Gli Dei sposavano i propri fratelli, come nel caso di Iside e Osiride e queste “divine pratiche incestuose” rappresentavano un modello per la monarchia egizia. Unioni tra consanguinei non mancano nei testi biblici così come nei più recenti poemi omerici, persino Zeus (sovrano degli dei) prese per moglie Era, una delle sue due sorelle.

Non è illogico chiedersi se insieme al rafforzamento del potere sociale legato all'endogamia, vi fosse anche un'antica conoscenza del valore biologico che tale pratica sottende. L'accoppiamento tra discendenti in linea diretta è oggi largamente controindicato (addirittura punito con la reclusione in molti Stati) ma rimane una risorsa negli ambiti in cui si applicano programmi di miglioramento biologico delle specie, come facilmente osservabile in molti allevamenti.

E' proprio soffermandoci sul lavoro che gli allevatori compiono sul proprio bestiame che è possibile comprendere le potenziali ripercussioni biologiche legate all'accoppiamento tra consanguinei, tecnicamente definito “inbreeding”.

Isolando da una data specie esemplari portatori di specifici caratteri genetici ritenuti vantaggiosi rispetto ad altri e facendo in modo che questi soggetti, al momento della riproduzione, si accoppino con com-ponenti della stessa famiglia (che presentano una elevata corrispondenza del patrimonio genetico), gli allevatori riescono a produrre un consolidamento dei caratteri in questione lungo la linea di discendenza, generazione dopo generazione.

Diversamente da quanto accade con l'accoppiamento tra soggetti estranei, la progenie di genitori imparentati ha infatti un'elevata probabilità di ereditare due copie identiche di ogni gene relativo ad ogni specifico carattere d'interesse. L'inbreeding rappresenta dunque una via verso la “purificazione” di determinate caratteristiche biologiche fondata sul raggiungimento dell'omozigosi relativa ai geni che governano tali caratteristiche.

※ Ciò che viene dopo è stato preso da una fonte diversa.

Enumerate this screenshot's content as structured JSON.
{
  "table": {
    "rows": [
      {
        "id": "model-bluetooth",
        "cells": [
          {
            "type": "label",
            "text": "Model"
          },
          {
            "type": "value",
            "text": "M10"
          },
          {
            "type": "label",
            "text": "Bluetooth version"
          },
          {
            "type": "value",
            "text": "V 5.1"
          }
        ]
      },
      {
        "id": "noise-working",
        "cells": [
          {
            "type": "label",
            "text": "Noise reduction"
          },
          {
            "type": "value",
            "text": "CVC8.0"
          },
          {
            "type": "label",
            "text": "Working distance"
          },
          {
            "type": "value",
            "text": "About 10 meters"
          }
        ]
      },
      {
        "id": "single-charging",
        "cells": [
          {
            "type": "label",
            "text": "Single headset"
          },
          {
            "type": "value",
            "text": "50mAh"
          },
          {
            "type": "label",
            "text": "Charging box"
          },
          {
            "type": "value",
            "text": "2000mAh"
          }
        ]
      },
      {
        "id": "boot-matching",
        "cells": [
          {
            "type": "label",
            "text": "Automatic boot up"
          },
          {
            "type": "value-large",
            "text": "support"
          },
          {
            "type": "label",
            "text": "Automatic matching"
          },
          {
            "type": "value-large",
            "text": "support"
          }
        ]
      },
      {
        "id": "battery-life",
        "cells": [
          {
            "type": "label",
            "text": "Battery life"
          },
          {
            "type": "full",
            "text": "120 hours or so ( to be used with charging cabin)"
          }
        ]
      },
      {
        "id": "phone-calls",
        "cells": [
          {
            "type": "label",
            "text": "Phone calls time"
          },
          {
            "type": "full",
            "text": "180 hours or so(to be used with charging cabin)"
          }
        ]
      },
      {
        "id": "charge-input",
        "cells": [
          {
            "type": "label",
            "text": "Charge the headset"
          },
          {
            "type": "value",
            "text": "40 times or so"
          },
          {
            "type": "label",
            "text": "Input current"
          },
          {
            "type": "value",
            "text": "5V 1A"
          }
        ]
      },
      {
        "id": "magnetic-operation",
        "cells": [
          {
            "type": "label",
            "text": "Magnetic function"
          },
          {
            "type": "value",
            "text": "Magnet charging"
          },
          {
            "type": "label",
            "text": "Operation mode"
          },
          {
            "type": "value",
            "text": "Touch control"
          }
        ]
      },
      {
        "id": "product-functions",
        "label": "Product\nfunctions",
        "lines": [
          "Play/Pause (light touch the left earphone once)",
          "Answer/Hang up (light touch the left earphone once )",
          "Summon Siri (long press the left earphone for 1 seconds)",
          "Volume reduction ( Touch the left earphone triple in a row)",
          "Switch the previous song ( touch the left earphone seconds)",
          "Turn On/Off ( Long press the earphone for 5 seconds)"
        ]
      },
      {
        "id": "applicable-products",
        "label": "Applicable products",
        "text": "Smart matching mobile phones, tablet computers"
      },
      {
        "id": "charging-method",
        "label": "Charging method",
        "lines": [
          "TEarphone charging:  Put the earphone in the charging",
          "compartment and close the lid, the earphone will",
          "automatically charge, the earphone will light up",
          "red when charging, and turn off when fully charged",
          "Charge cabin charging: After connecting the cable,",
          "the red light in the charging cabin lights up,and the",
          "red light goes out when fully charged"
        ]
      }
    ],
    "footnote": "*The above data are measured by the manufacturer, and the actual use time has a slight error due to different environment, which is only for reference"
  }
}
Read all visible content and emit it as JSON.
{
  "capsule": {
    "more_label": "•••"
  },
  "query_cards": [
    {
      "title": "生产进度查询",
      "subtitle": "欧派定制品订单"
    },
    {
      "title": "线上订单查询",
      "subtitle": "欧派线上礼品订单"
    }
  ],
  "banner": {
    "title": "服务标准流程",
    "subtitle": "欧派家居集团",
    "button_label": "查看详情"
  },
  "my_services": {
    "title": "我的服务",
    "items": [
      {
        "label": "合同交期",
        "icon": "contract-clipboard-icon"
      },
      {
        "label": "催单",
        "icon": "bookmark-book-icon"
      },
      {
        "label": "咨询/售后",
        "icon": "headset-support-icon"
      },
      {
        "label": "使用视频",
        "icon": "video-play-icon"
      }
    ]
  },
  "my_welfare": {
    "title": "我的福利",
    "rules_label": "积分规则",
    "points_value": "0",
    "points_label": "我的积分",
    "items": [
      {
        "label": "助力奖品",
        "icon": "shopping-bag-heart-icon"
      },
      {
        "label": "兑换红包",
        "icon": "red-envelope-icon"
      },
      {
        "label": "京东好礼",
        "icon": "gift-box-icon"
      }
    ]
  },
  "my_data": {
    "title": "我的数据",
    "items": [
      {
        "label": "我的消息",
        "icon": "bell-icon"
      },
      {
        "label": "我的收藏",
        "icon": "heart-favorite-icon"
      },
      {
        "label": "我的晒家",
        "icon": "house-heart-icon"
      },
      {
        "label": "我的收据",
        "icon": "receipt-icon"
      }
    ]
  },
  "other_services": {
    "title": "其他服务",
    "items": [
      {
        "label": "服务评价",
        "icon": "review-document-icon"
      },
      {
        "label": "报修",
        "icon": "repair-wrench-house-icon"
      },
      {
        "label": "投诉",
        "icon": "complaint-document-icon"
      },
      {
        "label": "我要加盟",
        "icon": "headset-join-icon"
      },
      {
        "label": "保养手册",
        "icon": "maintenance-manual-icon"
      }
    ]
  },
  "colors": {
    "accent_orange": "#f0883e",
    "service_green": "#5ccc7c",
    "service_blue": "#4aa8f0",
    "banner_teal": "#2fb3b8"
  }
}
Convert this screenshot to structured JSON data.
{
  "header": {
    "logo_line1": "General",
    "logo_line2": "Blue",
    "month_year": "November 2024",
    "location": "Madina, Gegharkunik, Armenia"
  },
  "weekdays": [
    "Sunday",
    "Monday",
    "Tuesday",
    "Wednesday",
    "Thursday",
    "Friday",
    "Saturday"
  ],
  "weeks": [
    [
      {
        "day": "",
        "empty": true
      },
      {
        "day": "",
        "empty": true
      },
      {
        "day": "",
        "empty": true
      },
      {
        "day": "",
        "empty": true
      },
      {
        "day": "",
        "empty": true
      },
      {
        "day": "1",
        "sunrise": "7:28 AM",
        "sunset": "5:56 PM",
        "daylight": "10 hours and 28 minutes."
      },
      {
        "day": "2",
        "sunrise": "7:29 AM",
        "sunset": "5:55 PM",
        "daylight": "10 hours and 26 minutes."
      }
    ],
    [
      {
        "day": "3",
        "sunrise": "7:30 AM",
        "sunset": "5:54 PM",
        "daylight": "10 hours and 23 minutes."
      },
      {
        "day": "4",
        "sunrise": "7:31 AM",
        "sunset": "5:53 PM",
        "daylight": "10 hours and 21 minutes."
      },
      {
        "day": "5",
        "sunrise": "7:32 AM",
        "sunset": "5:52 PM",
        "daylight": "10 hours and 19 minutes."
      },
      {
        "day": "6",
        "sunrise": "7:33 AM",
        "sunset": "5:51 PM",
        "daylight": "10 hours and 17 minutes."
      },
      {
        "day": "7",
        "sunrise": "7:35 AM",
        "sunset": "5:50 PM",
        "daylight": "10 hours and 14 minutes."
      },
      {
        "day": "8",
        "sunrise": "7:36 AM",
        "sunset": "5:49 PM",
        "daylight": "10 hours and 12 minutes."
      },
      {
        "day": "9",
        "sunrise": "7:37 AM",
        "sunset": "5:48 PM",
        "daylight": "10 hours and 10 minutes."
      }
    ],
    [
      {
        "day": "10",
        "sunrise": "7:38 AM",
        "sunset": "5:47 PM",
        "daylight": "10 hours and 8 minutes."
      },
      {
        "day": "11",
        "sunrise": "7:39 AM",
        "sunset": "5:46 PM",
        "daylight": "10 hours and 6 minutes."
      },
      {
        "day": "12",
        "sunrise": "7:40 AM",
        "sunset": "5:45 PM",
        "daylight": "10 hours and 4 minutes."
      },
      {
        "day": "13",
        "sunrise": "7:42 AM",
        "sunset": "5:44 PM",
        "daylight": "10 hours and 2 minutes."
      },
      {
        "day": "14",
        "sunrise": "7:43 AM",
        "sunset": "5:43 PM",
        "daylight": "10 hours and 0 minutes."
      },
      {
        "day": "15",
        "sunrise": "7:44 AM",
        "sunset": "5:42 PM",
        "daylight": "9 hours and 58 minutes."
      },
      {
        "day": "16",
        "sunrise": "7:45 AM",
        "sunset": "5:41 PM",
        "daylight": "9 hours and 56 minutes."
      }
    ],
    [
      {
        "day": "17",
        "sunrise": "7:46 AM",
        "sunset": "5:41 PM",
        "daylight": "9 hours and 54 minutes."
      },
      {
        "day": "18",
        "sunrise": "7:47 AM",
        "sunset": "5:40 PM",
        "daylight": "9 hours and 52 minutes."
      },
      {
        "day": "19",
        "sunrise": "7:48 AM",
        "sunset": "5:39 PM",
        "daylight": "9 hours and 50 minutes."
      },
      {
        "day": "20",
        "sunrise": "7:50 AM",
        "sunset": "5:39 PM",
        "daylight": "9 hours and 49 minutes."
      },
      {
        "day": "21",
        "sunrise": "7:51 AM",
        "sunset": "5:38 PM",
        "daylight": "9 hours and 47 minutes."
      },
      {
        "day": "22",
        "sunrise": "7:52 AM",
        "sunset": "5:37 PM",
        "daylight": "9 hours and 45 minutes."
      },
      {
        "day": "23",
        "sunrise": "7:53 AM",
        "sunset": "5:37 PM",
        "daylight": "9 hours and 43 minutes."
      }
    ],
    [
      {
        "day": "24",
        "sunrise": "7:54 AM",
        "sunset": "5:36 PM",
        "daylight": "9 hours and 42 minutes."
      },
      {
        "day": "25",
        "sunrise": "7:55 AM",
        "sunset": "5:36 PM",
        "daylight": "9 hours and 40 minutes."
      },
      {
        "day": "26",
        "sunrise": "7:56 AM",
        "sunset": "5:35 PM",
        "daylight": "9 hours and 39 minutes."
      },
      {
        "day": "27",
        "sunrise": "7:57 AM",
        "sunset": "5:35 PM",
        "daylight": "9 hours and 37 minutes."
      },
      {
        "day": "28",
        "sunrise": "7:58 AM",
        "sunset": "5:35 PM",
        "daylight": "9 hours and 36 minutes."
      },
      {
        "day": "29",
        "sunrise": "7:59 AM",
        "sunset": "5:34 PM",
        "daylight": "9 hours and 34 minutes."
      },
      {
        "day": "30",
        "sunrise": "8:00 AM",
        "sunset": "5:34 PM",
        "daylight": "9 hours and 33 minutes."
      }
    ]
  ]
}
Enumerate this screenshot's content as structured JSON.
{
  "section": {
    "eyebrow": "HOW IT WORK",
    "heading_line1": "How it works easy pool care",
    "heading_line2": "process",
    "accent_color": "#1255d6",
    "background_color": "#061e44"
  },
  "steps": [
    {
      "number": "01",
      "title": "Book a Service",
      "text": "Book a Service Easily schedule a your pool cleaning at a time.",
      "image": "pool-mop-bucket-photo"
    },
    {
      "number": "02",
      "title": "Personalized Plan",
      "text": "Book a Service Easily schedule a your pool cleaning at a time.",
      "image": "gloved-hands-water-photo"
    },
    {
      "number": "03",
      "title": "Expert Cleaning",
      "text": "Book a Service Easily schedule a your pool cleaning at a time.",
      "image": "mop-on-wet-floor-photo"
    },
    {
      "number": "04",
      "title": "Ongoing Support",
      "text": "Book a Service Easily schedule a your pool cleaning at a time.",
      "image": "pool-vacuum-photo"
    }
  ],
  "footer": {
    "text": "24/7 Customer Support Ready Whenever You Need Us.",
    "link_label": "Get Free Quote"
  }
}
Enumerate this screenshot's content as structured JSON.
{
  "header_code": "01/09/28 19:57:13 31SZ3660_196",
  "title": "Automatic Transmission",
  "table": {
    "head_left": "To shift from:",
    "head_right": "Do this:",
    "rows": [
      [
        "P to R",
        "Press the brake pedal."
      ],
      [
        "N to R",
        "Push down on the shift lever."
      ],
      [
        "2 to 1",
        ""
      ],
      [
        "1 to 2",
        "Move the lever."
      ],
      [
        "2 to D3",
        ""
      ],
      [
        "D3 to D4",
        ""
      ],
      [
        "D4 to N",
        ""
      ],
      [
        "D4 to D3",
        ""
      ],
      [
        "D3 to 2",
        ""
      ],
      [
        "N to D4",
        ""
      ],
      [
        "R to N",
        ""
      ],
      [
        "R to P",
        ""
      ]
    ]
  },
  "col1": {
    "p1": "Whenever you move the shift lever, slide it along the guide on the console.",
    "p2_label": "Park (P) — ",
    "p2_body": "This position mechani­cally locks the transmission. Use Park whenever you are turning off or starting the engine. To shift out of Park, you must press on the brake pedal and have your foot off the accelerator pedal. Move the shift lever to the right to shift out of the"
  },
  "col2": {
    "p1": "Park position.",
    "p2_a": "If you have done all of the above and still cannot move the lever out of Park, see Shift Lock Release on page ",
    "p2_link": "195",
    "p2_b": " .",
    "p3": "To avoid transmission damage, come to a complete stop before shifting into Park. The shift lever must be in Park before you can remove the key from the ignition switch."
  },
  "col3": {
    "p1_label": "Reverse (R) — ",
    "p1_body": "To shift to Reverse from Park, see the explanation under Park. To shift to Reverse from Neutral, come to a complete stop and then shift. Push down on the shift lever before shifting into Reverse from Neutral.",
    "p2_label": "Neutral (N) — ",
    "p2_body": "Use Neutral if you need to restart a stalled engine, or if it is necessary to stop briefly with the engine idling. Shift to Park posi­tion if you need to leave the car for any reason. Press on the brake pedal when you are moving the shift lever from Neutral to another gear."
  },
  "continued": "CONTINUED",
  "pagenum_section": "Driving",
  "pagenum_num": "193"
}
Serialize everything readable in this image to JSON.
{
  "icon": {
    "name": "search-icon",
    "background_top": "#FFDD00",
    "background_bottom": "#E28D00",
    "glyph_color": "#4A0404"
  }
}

Ci si domanda se gli antichi egizi, figli del deserto e grandi cultori dell'immortalità, avessero conoscenze relative al consolidamento e alla conservazione dei caratteri genetici attraverso la messa in atto di pratiche di inbreeding.

Pratiche che oggi sappiamo nascondere anche potenziali rischi se non opportunamente gestite, rischi dovuti alla possibilità di portare in omozigosi, insieme a geni di interesse, anche geni potenzialmente deleteri.

Gli antichi egizi rappresentano, anche grazie alla grande quantità di reperti mummificati, una popolazione fossile campione su cui poter seguire le trasformazioni avvenute durante 3000 anni della loro storia. Una storia di interesse anche genetico che dovrà necessariamente essere indagata.